T’ai Chi is an ancient wellness practice that has been used for centuries in China to help align the “chi” energy that runs through the body and mind. In traditional Chinese medicine, illness or pain happens when there is a blockage in our chi energy. The practice of T’ai Chi, which looks like slow motion dancing, will realign the body’s chi.
This moving meditation has shown to increase your immunity, decrease inflammation in the body as well a increase your memory and even brain size. It has been shown to help alleviate symptoms of fibromyalgia, arthritis, digestion issues as well as anxiety and depression.

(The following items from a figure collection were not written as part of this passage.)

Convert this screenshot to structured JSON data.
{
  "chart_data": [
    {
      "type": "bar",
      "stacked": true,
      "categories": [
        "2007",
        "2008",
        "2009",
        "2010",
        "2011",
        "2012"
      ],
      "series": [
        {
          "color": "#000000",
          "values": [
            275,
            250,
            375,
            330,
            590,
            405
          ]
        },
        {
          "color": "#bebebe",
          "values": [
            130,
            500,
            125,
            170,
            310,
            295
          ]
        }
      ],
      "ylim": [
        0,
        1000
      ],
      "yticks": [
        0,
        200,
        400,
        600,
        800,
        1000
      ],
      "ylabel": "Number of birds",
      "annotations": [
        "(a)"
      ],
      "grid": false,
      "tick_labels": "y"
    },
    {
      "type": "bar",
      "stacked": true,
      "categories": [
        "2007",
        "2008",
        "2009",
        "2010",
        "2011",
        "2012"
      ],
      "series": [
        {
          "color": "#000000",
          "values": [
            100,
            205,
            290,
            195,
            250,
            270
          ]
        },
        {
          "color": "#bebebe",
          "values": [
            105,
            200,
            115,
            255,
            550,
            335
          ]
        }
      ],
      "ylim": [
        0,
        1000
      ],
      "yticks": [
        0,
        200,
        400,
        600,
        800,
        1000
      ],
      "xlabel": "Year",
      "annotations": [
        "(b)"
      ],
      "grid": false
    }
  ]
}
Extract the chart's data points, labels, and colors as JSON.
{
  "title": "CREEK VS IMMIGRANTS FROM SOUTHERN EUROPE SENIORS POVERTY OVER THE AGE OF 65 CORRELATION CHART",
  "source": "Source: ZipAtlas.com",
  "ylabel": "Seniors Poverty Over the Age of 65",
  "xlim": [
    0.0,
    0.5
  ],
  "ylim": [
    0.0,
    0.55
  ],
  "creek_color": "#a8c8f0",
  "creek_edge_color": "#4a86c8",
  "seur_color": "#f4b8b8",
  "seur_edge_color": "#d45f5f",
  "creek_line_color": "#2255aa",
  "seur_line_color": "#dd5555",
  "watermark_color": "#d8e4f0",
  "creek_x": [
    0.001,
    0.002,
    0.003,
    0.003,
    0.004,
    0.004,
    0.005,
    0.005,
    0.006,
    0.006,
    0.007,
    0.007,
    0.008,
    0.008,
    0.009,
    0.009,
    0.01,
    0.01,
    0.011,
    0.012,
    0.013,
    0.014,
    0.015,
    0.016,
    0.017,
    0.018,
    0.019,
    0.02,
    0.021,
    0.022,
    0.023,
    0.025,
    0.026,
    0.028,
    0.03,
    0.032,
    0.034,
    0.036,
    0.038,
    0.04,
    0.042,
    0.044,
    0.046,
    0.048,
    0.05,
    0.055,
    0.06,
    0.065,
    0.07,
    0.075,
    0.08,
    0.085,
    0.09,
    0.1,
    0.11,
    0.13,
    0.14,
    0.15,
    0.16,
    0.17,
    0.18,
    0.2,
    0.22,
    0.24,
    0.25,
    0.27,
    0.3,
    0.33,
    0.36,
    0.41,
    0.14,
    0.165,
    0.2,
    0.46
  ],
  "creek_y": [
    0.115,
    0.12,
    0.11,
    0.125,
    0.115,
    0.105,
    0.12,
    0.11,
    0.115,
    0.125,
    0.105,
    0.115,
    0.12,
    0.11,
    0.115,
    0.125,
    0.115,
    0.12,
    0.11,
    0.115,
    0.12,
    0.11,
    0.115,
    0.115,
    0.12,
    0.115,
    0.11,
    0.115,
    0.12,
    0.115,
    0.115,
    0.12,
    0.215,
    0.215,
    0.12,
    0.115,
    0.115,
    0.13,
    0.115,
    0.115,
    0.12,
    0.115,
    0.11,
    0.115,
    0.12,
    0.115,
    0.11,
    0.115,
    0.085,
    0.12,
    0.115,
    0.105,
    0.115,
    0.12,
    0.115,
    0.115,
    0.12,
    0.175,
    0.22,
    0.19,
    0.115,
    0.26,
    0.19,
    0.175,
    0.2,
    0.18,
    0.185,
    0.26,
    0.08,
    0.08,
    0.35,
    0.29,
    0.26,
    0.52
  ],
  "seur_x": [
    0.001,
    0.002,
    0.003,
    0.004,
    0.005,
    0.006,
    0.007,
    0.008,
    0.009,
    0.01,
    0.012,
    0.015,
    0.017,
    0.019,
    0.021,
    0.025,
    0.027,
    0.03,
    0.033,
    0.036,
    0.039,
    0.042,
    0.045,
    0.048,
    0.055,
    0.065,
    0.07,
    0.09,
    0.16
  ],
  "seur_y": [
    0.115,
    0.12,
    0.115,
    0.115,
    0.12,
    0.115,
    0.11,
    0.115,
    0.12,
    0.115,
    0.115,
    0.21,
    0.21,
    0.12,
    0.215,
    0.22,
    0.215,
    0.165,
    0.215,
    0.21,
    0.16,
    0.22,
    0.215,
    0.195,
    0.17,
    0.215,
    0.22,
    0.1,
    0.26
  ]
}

There are T'ai Chi classes in most major cities including local recreation centers. You can also find YouTube videos or stream classes on line.
Have you tried a standing or walking meditation before? Even taking a leisurely walk in the park is considered walking meditation. How did you feel after taking that walk?
Have you tried T’ai Chi? What did you feel in your mind and body after taking a class?
Try one of these methods this week when a stressful moment hits or you know you need a quick break in your day.